We need to understand this growing discussion as part of a puzzle. Each piece forms its part, and together the parts become a milieu that fosters hatred against Jews in the US.
Let’s start with a video put out by Jewish Voice for Peace two years ago in which activist Linda Sarsour speaks “on antisemitism.” She claims that “the same people that hate Jews hate Muslims, they hate LGBTQ people, I mean they’re usually pretty anti-black and unconditionally pro-law enforcement, so there’s a connection among these groups of people.”
Ok, great. Good point. But she doesn’t stop there. “I want to make a distinction that while antisemitism is something that impacts Jewish Americans, it’s different than anti-black racism or Islamophobia because it’s not systemic.”
So Sarsour makes a point of first noting that Jews suffer discrimination, but then hiving them off and claiming hatred of Jews is different; it’s not even systemic.
“As a Jewish American, particularly a white Jewish American, you can still get services at a government agency.”
So she seeks to turn Jewish Americans into a separate category and also to label them “white.” Notice, in her discussions of Muslims, she doesn’t differentiate between white Muslims and black Muslims. Only Jews get the additional label “white.”
In the activism spaces that led to the rise of the Women’s March and other movements, there was an attempt to differentiate between Jews and all other American minorities, labeling Jews white.
Then we began to hear not only constituent and systemic references to Jews as “white” but accusations that Jews were responsible for the slave trade. This is a racist view that has dominated rhetoric around Nation of Islam leader Louis Farrakhan.
When confronted with these accusations, Women’s March leader Tamika Mallory responded with a new twist. “Since that conversation, we’ve all learned a lot about how, while white Jews as white people uphold white supremacy, all Jews are targeted by it.”

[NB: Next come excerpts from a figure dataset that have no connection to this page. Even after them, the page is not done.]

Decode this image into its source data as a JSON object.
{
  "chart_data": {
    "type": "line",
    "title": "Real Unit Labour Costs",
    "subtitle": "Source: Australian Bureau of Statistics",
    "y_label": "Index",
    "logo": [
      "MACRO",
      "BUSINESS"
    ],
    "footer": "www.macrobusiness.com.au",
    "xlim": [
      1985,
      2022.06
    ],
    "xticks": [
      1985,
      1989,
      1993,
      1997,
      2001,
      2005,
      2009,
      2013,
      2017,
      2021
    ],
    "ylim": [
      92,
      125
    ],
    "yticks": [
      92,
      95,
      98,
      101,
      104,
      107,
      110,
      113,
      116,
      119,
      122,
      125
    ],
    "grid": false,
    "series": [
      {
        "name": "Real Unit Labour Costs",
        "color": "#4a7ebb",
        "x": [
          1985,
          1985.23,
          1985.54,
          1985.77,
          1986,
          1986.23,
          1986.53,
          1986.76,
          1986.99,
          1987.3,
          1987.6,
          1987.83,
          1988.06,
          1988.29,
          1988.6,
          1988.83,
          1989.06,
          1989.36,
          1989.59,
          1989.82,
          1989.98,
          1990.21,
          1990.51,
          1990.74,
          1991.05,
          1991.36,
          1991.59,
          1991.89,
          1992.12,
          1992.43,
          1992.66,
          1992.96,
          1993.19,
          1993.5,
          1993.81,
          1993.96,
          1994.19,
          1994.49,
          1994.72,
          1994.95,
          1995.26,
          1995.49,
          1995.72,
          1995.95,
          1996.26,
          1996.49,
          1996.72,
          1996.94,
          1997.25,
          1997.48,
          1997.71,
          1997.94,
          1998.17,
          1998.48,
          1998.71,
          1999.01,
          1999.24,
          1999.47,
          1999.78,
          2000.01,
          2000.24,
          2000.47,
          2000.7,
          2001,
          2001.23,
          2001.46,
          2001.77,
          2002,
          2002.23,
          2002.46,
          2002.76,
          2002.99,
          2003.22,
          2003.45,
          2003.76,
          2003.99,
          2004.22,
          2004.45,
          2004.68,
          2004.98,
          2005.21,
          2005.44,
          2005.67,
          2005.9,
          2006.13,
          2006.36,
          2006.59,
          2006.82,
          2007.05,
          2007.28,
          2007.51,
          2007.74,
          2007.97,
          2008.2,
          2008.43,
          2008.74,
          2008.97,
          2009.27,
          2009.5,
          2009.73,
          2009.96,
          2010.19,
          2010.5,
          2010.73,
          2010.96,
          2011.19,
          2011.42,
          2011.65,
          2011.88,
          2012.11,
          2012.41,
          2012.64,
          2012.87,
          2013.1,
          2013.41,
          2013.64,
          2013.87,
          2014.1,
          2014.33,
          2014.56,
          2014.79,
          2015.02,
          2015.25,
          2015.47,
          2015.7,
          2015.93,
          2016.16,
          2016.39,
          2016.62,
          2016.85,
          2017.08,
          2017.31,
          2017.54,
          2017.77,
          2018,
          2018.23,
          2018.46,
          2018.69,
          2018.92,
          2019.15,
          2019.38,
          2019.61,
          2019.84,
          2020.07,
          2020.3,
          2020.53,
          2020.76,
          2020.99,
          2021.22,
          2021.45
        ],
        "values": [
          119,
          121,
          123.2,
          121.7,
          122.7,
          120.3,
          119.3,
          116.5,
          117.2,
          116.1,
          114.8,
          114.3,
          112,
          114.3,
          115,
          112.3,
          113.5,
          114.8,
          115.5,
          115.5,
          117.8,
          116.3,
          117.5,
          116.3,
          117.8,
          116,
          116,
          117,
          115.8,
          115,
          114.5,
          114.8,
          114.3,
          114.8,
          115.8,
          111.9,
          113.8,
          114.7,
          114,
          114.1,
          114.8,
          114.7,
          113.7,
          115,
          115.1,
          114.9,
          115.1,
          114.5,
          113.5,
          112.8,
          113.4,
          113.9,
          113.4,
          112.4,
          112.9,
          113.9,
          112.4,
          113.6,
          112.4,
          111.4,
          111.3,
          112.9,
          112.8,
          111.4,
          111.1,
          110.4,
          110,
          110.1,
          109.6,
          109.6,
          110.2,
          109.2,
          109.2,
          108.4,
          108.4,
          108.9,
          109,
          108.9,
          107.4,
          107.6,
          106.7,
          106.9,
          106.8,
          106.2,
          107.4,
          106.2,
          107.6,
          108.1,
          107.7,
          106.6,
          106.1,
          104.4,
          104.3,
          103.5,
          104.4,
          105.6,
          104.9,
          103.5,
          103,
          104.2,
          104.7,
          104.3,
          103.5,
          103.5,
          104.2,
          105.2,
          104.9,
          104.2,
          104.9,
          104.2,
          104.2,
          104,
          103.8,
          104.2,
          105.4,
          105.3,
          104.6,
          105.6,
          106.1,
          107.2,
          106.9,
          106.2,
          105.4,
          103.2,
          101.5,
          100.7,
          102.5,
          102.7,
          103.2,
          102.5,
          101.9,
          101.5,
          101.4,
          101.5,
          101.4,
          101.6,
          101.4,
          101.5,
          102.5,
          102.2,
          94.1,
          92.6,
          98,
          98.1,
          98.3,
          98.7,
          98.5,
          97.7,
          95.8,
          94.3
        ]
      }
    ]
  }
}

Much as Sarsour had sought to differentiate between Jews and other minorities and the “nonsystemic” aspect of antisemitism, Mallory was noting that not only are Jews “white” but they uphold white supremacy.
With Bernie Sanders once again running for president, we now see tweets attacking him for white supremacy. “Bernie isn’t absolved of his whiteness because of his Jewishness. He, like all white Jews, are complicit in white supremacy,” writes one woman. “Say it with me: White Jews are white, white Jews are white, white Jews are white.”
The goal now among the far-Left in America is to first label antisemitism as not systemic and to downplay it. Then it is to label Jews “white,” and then to not only accept the whispering campaign that Jews ran the slave trade but that they are responsible for upholding “white supremacy.”
This is quite convenient: to take a tiny minority group like Jews and accuse them constantly and systematically of being white supremacists. No other group gets tarred with this hatred. No one attacks Armenian candidates and accuses them of upholding white supremacy, or Beto O’Rourke, or Joe Biden. Actual white people don’t get attacked as consistently as Jews in America are attacked and labeled “white.”
Now, the third piece of the puzzle is Ilhan Omar’s recent tirades accusing Jews of disliking her because she is Muslim and attacking other members of Congress for “allegiance” to a foreign country, often alongside statements about Israel.
The trend in Omar’s tweets has been to argue that Israel “hypnotizes” America, then to claim that support for it is “all about the Benjamins” and finally to argue against the “political influence in this country that says it’s okay to push for allegiance to a foreign country.”
The campaign now against Jews in America is an incremental process. 1. Claim antisemitism isn’t racism; 2. Claim Jews are upholding white supremacy; and 3. Accuse Jews of allegiance to a foreign country. And this is a process that isn’t hidden away in some conspiracy chat room somewhere, but is being pushed by the rising stars of a new young and vibrant activist community that has taken hold.
It is difficult to confront this, because many parts of the agenda have been embraced by some left-leaning Jewish activists. Some of them think that the discussion of white supremacy is a good model to challenge Jews who embrace right-wing views. Others appear to come at this from a paternalistic standpoint and think these views are not so threatening, and want to partner with these voices to be involved with other causes.
The general trend is not a good one. There is no other minority group in America today being systematically told that they are white and have allegiance to a foreign country, and that racism against them is not systemic. No one uses this rhetoric against Hindu Americans and no one so frequently attacks Chinese Americans with this rhetoric. And that’s how we know it’s an anti-Jewish agenda. Only Jewish candidates for office today are attacked for being “white”; not even white candidates are constantly berated for “whiteness.”
It is almost like the rhetoric is designed to turn Jews into a caricature as the highest example of “white supremacy” – as if saying “white Jews, white supremacy” enough will eventually get Americans to think “Jews are white supremacists.”
In case you were wondering if that’s exaggeration, The Boston Globe this week ran an op-ed titled “A shocking number of Jews have become willing collaborators in white supremacy.” Are Irish complicit? Catholics? Protestants? Nope. Just Jews. The narrative is: Jews and the slave trade. Jews and white supremacy. Antisemitism isn’t systemic. Jews have foreign allegiance.
The campaign is designed to attack other Jewish Americans and make them responsible for all of America’s problems.
If you don’t think this resonates across the political spectrum in the US, you need only look at the 2017 scandal in which former CIA agent Valerie Plame tweeted an article titled “America’s Jews are driving America’s wars.” She then claimed that it wasn’t an endorsement, but “Yes, very provocative, but thoughtful. Many neocon hawks ARE Jewish.” So she called an article “thoughtful” that was titled “America’s Jews are driving America’s wars.” That’s what they are calling “thoughtful” today in America. It’s only one step from there to “foreign allegiance.”
What’s important to point out is that no other group in America is blamed for “driving America’s wars.” Not white Protestants. Not Catholics. No one else. Only Jews. And that’s antisemitism – and it is systemic. To systematically always blame Jews and always find “the Jew” behind every problem in America, from foreign wars to white supremacy and slavery, is antisemitism. And it is systemic. And it is growing.